Re: [PATCH v3] libnvdimm, region: sysfs trigger for nvdimm_flush()

From: Dan Williams
Date: Thu Apr 27 2017 - 16:02:52 EST


On Thu, Apr 27, 2017 at 12:40 PM, Jeff Moyer <jmoyer@xxxxxxxxxx> wrote:
> Dan Williams <dan.j.williams@xxxxxxxxx> writes:
>
>> On Thu, Apr 27, 2017 at 11:41 AM, Jeff Moyer <jmoyer@xxxxxxxxxx> wrote:
>>> Dan Williams <dan.j.williams@xxxxxxxxx> writes:
>>>
>>>>> The sentiment is that programs shouldn't have to grovel around in sysfs
>>>>> to do stuff related to an open file descriptor or mapping. I don't take
>>>>> issue with the name. I do worry that something like 'wpq_drain' may be
>>>>> too platform specific, though. The NVM Programming Model specification
>>>>> is going to call this "deep flush", so maybe that will give you
>>>>> some inspiration if you do want to change the name.
>>>>
>>>> I'll change to "deep_flush", and I quibble that this is related to a
>>>> single open file descriptor or mapping. It really is a "region flush"
>>>> for giving extra protection for global metadata, but the persistence
>>>> of individual fds or mappings is handled by ADR. I think an ioctl
>>>> might give the false impression that every time you flush a cacheline
>>>> to persistence you need to call the ioctl.
>>>
>>> fsync, for example, may affect more than one fd--all data in the drive
>>> write cache will be flushed. I don't see how this is so different. I
>>> think a sysfs file is awkward because it requires an application to
>>> chase down the correct file in the sysfs hierarchy. If the application
>>> already has an open fd or a mapping, it should be able to operate on
>>> that.
>>
>> I'm teetering, but still leaning towards sysfs. The use case that
>> needs this is device-dax because we otherwise silently do this behind
>> the application's back on filesystem-dax for fsync / msync.
>
> We may yet get file system support for flush from userspace (NOVA, for
> example). So I don't think we should restrict ourselves to only
> thinking about the device dax use case.
>
>> A device-dax ioctl would be straightforward, but 'deep flush' assumes
>> that the device-dax instance is fronting persistent memory. There's
>> nothing persistent memory specific about device-dax except that today
>> only the nvdimm sub-system knows how to create them, but there's
>> nothing that prevents other memory regions from being mapped this way.
>
> You're concerned that applications operating on device dax instances
> that are not backed by pmem will try to issue a deep flush? Why would
> they do that, and why can't you just return failure from the ioctl?
>
>> So I'd rather this persistent memory specific mechanism stay with the
>> persistent memory specific portion of the interface rather than plumb
>> persistent memory details out through the generic device-dax interface
>> since we have no other intercept point like we do in the
>> filesystem-dax case to hide this flush.
>
> Look at the block layer. You can issue an ioctl on a block device, and
> if the generic block layer can handle it, it does. If not, it gets
> passed down to lower layers until either it gets handled, or it bubbles
> back up because nobody knew what to do with it. I think you can do the
> same thing here, and that solves your layering violation.

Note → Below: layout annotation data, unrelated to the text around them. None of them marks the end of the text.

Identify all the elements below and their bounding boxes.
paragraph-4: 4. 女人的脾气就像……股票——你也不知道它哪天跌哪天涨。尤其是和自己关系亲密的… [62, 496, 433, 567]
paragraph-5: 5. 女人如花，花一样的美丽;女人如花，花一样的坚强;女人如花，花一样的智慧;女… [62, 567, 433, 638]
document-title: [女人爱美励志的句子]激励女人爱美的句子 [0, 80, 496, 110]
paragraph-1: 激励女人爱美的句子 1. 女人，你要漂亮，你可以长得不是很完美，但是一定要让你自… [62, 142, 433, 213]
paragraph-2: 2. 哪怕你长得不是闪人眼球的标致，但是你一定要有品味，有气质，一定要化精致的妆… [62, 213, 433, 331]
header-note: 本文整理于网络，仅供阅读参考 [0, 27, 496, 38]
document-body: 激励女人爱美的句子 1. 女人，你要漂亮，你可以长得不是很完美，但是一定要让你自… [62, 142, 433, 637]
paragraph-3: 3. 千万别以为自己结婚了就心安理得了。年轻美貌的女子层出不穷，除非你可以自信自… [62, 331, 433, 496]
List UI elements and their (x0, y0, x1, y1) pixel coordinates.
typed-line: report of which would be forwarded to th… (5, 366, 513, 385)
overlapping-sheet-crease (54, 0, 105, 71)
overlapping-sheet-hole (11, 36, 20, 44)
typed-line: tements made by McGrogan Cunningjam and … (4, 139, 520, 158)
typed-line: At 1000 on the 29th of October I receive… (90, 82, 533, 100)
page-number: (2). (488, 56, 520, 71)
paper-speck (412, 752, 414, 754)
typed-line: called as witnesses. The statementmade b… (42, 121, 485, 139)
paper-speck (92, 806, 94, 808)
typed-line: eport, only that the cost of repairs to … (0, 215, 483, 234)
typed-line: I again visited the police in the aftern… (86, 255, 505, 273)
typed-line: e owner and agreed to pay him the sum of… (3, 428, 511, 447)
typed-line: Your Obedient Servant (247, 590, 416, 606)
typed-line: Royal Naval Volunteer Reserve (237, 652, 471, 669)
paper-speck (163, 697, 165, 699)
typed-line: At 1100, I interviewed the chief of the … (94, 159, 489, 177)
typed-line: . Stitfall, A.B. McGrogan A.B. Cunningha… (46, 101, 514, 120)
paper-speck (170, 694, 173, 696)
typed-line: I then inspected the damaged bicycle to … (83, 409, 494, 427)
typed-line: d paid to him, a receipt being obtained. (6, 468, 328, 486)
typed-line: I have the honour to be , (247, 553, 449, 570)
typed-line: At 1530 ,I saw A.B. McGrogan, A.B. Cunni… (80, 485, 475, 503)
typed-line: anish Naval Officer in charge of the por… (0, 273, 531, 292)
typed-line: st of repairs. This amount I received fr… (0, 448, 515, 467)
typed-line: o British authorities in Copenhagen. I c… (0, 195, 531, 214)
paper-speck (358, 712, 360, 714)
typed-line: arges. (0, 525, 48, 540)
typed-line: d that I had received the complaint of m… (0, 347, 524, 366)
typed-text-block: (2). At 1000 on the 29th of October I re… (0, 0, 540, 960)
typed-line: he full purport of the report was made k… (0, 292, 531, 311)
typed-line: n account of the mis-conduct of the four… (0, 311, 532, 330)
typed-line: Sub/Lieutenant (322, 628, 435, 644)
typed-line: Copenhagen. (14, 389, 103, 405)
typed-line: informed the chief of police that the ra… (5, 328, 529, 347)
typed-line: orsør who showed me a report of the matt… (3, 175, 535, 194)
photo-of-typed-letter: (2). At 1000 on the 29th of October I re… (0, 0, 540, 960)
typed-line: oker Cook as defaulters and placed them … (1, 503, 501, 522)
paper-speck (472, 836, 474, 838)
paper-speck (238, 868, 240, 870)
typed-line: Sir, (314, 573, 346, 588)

So this is where I started. I was going to follow the block layer.
Except recently the block layer has been leaning away from ioctls and
implementing support for syscalls directly. The same approach for
device-dax fallocate() support got NAKd, so I opted for sysfs out of
the gate.

However, since there really is no analog for "deep flush" in the
syscall namespace lets (*gag*) implement an ioctl for this.